Harry Blackstone, in a dark business suit and blue tie, his hair brushed flat, sat at the round table in the office of Pevsner and Peters on the fourth floor of the Farraday Building.

I sat across from him. The office was large, roomy enough for Phil’s desk and mine and the round table with four chairs. It had been the headquarters for the inventor of the aoelean trafingle, a goofy electronic gizmo that made weird almost musical sounds when you touched it, sounds that reminded me of dying plumbing. The echoes of the damned thing still haunted the place.

It was almost ten in the morning. Phil was about to be walking in any second. He was out running down information about a man whose name Blackstone had given us over the phone.

Blackstone had been touring for the U.S.O. since the beginning of the war, with a show almost every day, sometimes two. He had also been able to tuck in some dates of his own at major theaters. His five days at the Pantages, which would begin that afternoon, was the longest booking he had scheduled for one theater since 1939.

One of the latest amenities of the new P & P agency was a hot plate in the corner and an aluminum pot of warming Maxwell House. Blackstone had a cup in front of him. So did I.

He took a sip, paused and waited while I examined the four-by-four card he had sent by messenger the day before.

        The Los Angeles Friends of Magic invite you to attend a reception and dinner in honor of HARRY BLACKSTONE at the Roosevelt Hotel on Saturday June 28 and 8 p.m. Formal Attire. R.S.V.P.
Marcus Keller

I looked across at the magician who said, “It’s a challenge. Marcus Keller is not someone who would be honoring me. He considers himself a rival, and he has both spoken at meetings and written letters to magic magazines attacking me and my show.”

“Why?”

Blackstone considered, touched his mustache with a slender finger, and said, “He is—and this is charitable—a third-rate parlor magician with a family fortune in furniture manufacturing. His real name is Calvin Ott, the name I gave you yesterday when I called. Ott took his stage name from my mentor, the great Keller, claiming that he had given him the secret to all of his illusions. It was nonsense. I made the mistake of saying so to my friend Dunninger, the mentalist. My remarks were over-heard by some people and …”

“It got back to Keller …”

“Ott,” Blackstone corrected.

“Ott,” I acknowledged.

“That was three years ago,” said Blackstone. “The man is more than a little demented, a prankster who has bought, flattered, and muscled his way into the office of Conjuror of Los Angeles Friends of Magic. With determination, money, and a devious personality, Calvin Ott has succeeded in making more enemies than Tojo.”

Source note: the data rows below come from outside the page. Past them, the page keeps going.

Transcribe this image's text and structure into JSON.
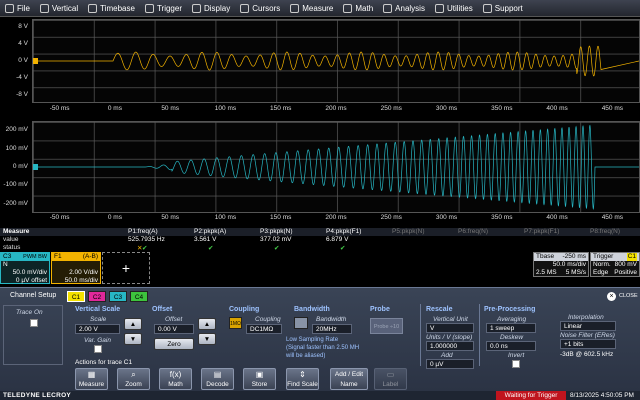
{
  "menu": [
    {
      "label": "File",
      "icon": "file-icon"
    },
    {
      "label": "Vertical",
      "icon": "vertical-icon"
    },
    {
      "label": "Timebase",
      "icon": "timebase-icon"
    },
    {
      "label": "Trigger",
      "icon": "trigger-icon"
    },
    {
      "label": "Display",
      "icon": "display-icon"
    },
    {
      "label": "Cursors",
      "icon": "cursors-icon"
    },
    {
      "label": "Measure",
      "icon": "measure-icon"
    },
    {
      "label": "Math",
      "icon": "math-icon"
    },
    {
      "label": "Analysis",
      "icon": "analysis-icon"
    },
    {
      "label": "Utilities",
      "icon": "utilities-icon"
    },
    {
      "label": "Support",
      "icon": "support-icon"
    }
  ],
  "grid1": {
    "y_labels": [
      "8 V",
      "4 V",
      "0 V",
      "-4 V",
      "-8 V"
    ],
    "x_labels": [
      "-50 ms",
      "0 ms",
      "50 ms",
      "100 ms",
      "150 ms",
      "200 ms",
      "250 ms",
      "300 ms",
      "350 ms",
      "400 ms",
      "450 ms"
    ],
    "color": "#f3b300"
  },
  "grid2": {
    "y_labels": [
      "200 mV",
      "100 mV",
      "0 mV",
      "-100 mV",
      "-200 mV"
    ],
    "x_labels": [
      "-50 ms",
      "0 ms",
      "50 ms",
      "100 ms",
      "150 ms",
      "200 ms",
      "250 ms",
      "300 ms",
      "350 ms",
      "400 ms",
      "450 ms"
    ],
    "color": "#27b7c4"
  },
  "measure": {
    "row_labels": [
      "Measure",
      "value",
      "status"
    ],
    "params": [
      {
        "name": "P1:freq(A)",
        "value": "525.7935 Hz",
        "status": "✔"
      },
      {
        "name": "P2:pkpk(A)",
        "value": "3.561 V",
        "status": "✔"
      },
      {
        "name": "P3:pkpk(N)",
        "value": "377.02 mV",
        "status": "✔"
      },
      {
        "name": "P4:pkpk(F1)",
        "value": "6.879 V",
        "status": "✔"
      },
      {
        "name": "P5:pkpk(N)",
        "value": "",
        "status": ""
      },
      {
        "name": "P6:freq(N)",
        "value": "",
        "status": ""
      },
      {
        "name": "P7:pkpk(F1)",
        "value": "",
        "status": ""
      },
      {
        "name": "P8:freq(N)",
        "value": "",
        "status": ""
      }
    ],
    "first_status": "✕"
  },
  "c3": {
    "label": "C3",
    "badges": "PWM BW",
    "sub": "N",
    "scale": "50.0 mV/div",
    "offset": "0 µV offset"
  },
  "f1": {
    "label": "F1",
    "formula": "(A-B)",
    "scale": "2.00 V/div",
    "time": "50.0 ms/div"
  },
  "add_plus": "+",
  "tbase": {
    "title": "Tbase",
    "value": "-250 ms",
    "div": "50.0 ms/div",
    "rate": "2.5 MS",
    "sr": "5 MS/s"
  },
  "trigger": {
    "title": "Trigger",
    "badge": "C1",
    "mode": "Norm.",
    "level": "800 mV",
    "type": "Edge",
    "slope": "Positive"
  },
  "dialog": {
    "title": "Channel Setup",
    "tabs": [
      {
        "label": "C1",
        "color": "#f3e100"
      },
      {
        "label": "C2",
        "color": "#e0289a"
      },
      {
        "label": "C3",
        "color": "#27b7c4"
      },
      {
        "label": "C4",
        "color": "#3dc43d"
      }
    ],
    "close": "CLOSE",
    "trace_on": "Trace On",
    "vertical_scale": {
      "header": "Vertical Scale",
      "scale_label": "Scale",
      "scale_value": "2.00 V",
      "var_gain": "Var. Gain"
    },
    "offset": {
      "header": "Offset",
      "label": "Offset",
      "value": "0.00 V",
      "zero": "Zero"
    },
    "coupling": {
      "header": "Coupling",
      "label": "Coupling",
      "value": "DC1MΩ",
      "badge": "1MΩ"
    },
    "bandwidth": {
      "header": "Bandwidth",
      "label": "Bandwidth",
      "value": "20MHz",
      "warning": "Low Sampling Rate\n(Signal faster than 2.50 MH\nwill be aliased)"
    },
    "probe": {
      "header": "Probe",
      "button": "Probe ÷10"
    },
    "rescale": {
      "header": "Rescale",
      "unit_label": "Vertical Unit",
      "unit_value": "V",
      "units_label": "Units / V (slope)",
      "units_value": "1.000000",
      "add_label": "Add",
      "add_value": "0 µV"
    },
    "preproc": {
      "header": "Pre-Processing",
      "avg_label": "Averaging",
      "avg_value": "1 sweep",
      "deskew_label": "Deskew",
      "deskew_value": "0.0 ns",
      "invert_label": "Invert"
    },
    "interp": {
      "label": "Interpolation",
      "value": "Linear",
      "noise_label": "Noise Filter (ERes)",
      "noise_value": "+1 bits",
      "noise_note": "-3dB @ 602.5 kHz"
    },
    "actions_label": "Actions for trace C1",
    "actions": [
      {
        "label": "Measure",
        "glyph": "▦",
        "icon": "measure-action-icon"
      },
      {
        "label": "Zoom",
        "glyph": "⌕",
        "icon": "zoom-action-icon"
      },
      {
        "label": "Math",
        "glyph": "f(x)",
        "icon": "math-action-icon"
      },
      {
        "label": "Decode",
        "glyph": "▤",
        "icon": "decode-action-icon"
      },
      {
        "label": "Store",
        "glyph": "▣",
        "icon": "store-action-icon"
      },
      {
        "label": "Find Scale",
        "glyph": "⇕",
        "icon": "find-scale-icon"
      },
      {
        "label": "Add / Edit Name",
        "glyph": "",
        "icon": ""
      },
      {
        "label": "Label",
        "glyph": "▭",
        "icon": "label-action-icon"
      }
    ]
  },
  "status": {
    "brand": "TELEDYNE LECROY",
    "trigger_state": "Waiting for Trigger",
    "datetime": "8/13/2025 4:50:05 PM",
    "colors": {
      "trigger_state": "#c0141e"
    }
  }
}
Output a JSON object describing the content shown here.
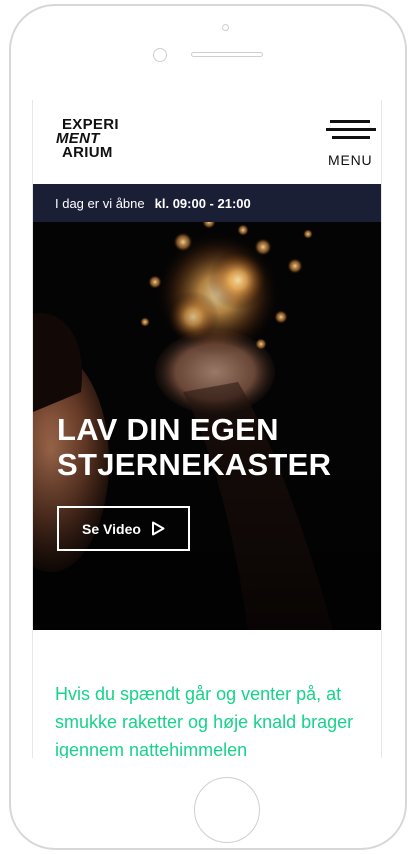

“So why is he honoring you?”

Blackstone shrugged and smiled.

“He most certainly isn’t.”

“You’re going?” I asked.

“I’ve already accepted. We have no show Saturday night. Ott knows that. The theater has been booked for a Sinatra concert.”

“And you want us to …?”

“I have a romantic attitude toward challenges,” Blackstone said with a grin. “Normally, I’d just do it and take whatever comes, but the same day I accepted the invitation I received a call at my hotel threatening to sabotage my show if I didn’t reveal to him the secret of my illusions. The hint of personal danger was also very much a part of the conversation.”

He told me then about the call and the man who’d threatened to show up at the theater to embarrass him unless he agreed to reveal all his secrets.

“How were you supposed to give him this information?”

“He said he would have someone at the theater to get it just before the show.”

“You called the police, got to Sergeant Seidman and he suggested that you call us?”

“Correct.”

“You think the invitation and the threat are connected?”

“I believe in coincidence,” said Blackstone, “but I don’t trust in it. No one has ever threatened me before. And Ott’s jealous rivalry is at least a bit mad.”

I pulled a pad of paper and one of the two sharpened pencils I had placed on the table over to me, took a sip of coffee, and got some background information on Blackstone.

Onre Boughton was born September 27, 1885, in Chicago. One of seven brothers, his father was a Civil War veteran who had fought with the Union Army. His mother was a milliner, and his father made men’s hats. Their company, Bouton (the ‘gh’ removed) and Adams was successful and later became the Adams Hat Company.

“Unfortunately,” Blackstone said, “my father could not stand prosperity. He supported the saloons of Chicago’s South Side instead of his family. I went, at the age of seven, to live in the Home for the Friendless. My father died when I was fifteen.”

Blackstone had apprenticed himself to a Halstead Street cabinetmaker. After seeing a performance by the Great Keller, the young Onre Bouton decided to become a magician. When he was 17, he and his younger brother Peter put together a vaudeville act in which Harry did magic tricks and Pete followed with a comic version of the same trick.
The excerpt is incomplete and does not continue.